Con Michael O’Leary non ce n’è per nessuno. Il capo di Ryanair è da sempre abituato a fare la voce grossa e non teme neppure di disaffezionare i passeggeri dalla più grande compagnia aerea low cost d’Europa. Che ci sia da tagliare il numero dei bagagli in cabina e le loro dimensioni o da fare a sportellate con società aeroportuali e governi, il boss della società irlandese fa sempre la faccia feroce. Ora ha messo nel mirino Boeing, la mega industria aeronautica statunitense, rimproverandole il ritardo nella consegna di nuovi aeromobili.

Viaggiatori

Ritardo che verrà fatto pesare, in ogni caso, quest’estate sulle spalle dei viaggiatori. Secondo O’Leary verrà limitata la capacità di trasportare passeggeri da parte di Ryanair.

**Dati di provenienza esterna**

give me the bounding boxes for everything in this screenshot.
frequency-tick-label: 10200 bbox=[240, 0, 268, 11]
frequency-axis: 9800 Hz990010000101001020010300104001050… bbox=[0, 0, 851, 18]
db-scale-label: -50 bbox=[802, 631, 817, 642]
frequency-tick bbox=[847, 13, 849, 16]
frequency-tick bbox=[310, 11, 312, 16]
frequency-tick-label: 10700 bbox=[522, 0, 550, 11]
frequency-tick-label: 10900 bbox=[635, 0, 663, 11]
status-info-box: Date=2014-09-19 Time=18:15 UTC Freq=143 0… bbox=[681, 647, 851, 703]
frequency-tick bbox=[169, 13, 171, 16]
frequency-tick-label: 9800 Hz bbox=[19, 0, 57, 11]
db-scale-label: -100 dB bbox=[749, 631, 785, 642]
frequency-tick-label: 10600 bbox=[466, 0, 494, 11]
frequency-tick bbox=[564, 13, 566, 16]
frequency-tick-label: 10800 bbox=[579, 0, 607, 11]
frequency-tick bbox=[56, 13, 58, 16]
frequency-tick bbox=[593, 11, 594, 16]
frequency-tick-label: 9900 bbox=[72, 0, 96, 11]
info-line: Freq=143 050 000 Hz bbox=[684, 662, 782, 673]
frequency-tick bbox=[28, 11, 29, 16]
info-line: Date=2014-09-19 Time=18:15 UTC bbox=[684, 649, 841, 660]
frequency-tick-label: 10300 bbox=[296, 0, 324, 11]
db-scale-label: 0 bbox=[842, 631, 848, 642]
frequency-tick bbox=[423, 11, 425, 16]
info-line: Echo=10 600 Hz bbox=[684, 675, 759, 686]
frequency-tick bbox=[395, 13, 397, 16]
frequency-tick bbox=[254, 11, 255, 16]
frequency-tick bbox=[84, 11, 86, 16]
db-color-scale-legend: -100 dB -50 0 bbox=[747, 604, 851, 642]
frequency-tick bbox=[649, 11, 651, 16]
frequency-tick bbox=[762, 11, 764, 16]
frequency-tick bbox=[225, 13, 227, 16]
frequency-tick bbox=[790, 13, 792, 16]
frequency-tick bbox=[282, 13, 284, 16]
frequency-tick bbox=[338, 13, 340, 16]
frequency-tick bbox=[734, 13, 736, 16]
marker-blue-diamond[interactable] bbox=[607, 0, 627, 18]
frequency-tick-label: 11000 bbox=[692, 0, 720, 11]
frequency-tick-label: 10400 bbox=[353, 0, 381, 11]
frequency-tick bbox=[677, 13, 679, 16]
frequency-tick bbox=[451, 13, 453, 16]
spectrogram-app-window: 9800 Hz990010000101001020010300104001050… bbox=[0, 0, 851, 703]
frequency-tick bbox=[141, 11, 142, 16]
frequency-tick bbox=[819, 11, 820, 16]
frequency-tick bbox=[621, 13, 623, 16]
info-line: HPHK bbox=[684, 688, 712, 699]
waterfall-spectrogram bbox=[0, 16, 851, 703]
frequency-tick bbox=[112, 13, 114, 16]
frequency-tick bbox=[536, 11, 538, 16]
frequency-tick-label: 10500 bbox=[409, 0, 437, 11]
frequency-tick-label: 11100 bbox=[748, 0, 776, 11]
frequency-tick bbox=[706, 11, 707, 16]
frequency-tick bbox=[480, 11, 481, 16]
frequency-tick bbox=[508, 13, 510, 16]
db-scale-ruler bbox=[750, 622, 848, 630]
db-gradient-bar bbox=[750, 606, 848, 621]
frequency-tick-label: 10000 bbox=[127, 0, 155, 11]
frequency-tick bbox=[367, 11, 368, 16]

E quindi i prezzi dei biglietti potranno crescere anche del 10%. Per marzo era prevista la consegna di 57 Boeing 737 Max 8200, ma al momento soltanto una quarantina potranno arrivare in tempo per la stagione estiva. Boeing è sotto esame dopo un serio incidente avvenuto a gennaio, quando pochi minuti dopo il decollo saltò un portellone di un velivolo dell’Alaska Airline, provocando una decompressione incontrollata. Fortunatamente l’incidente non causò vittime, ma costrinse i piloti a un atterraggio di emergenza. L’accurata inchiesta della Federal Aviation Administration, l’Agenzia USA dell’aviazione civile, e il controllo di qualità dei nuovi modelli ha provocato un inevitabile rallentamento dei ritmi di produzione.

Aglietto

“Con meno aerei, forse dovremo ridurre dai 205 milioni previsti a 200 milioni il numero di passeggeri”, ha detto O’Leary. Poi, per addolcire la pillola, ha rimarcato come la riduzione del costo del carburante eviterà che i prossimi aumenti salgano fino al +17% così come accaduto nel 2023. Insomma, i viaggiatori dovrebbero – come si dice – consolarsi con l’aglietto… Un’esperta del settore aeronautico, Lucy Coutts, direttrice degli investimenti di JM Finn, ascoltata dalla dalla BBC ha detto: “La Boeing ha affermato che quest’estate ci saranno 9mila posti in meno disponibili a causa dei ritardi”. La compagnia di Seattle attraverso un portavoce ha fatto sapere: “Stiamo informando i clienti che alcuni programmi di consegna potrebbero cambiare. Ci prendiamo il tempo necessario per assicurarci che ogni aereo che consegniamo sia di alta qualità e soddisfi tutti i requisiti”. O’Leary lancia altre frecciate e parla di “confusione” nell’azienda americana, per poi chiosare: “Certo producono grandi aerei. È solo che non li fabbricano in tempo o non li consegnano in tempo”.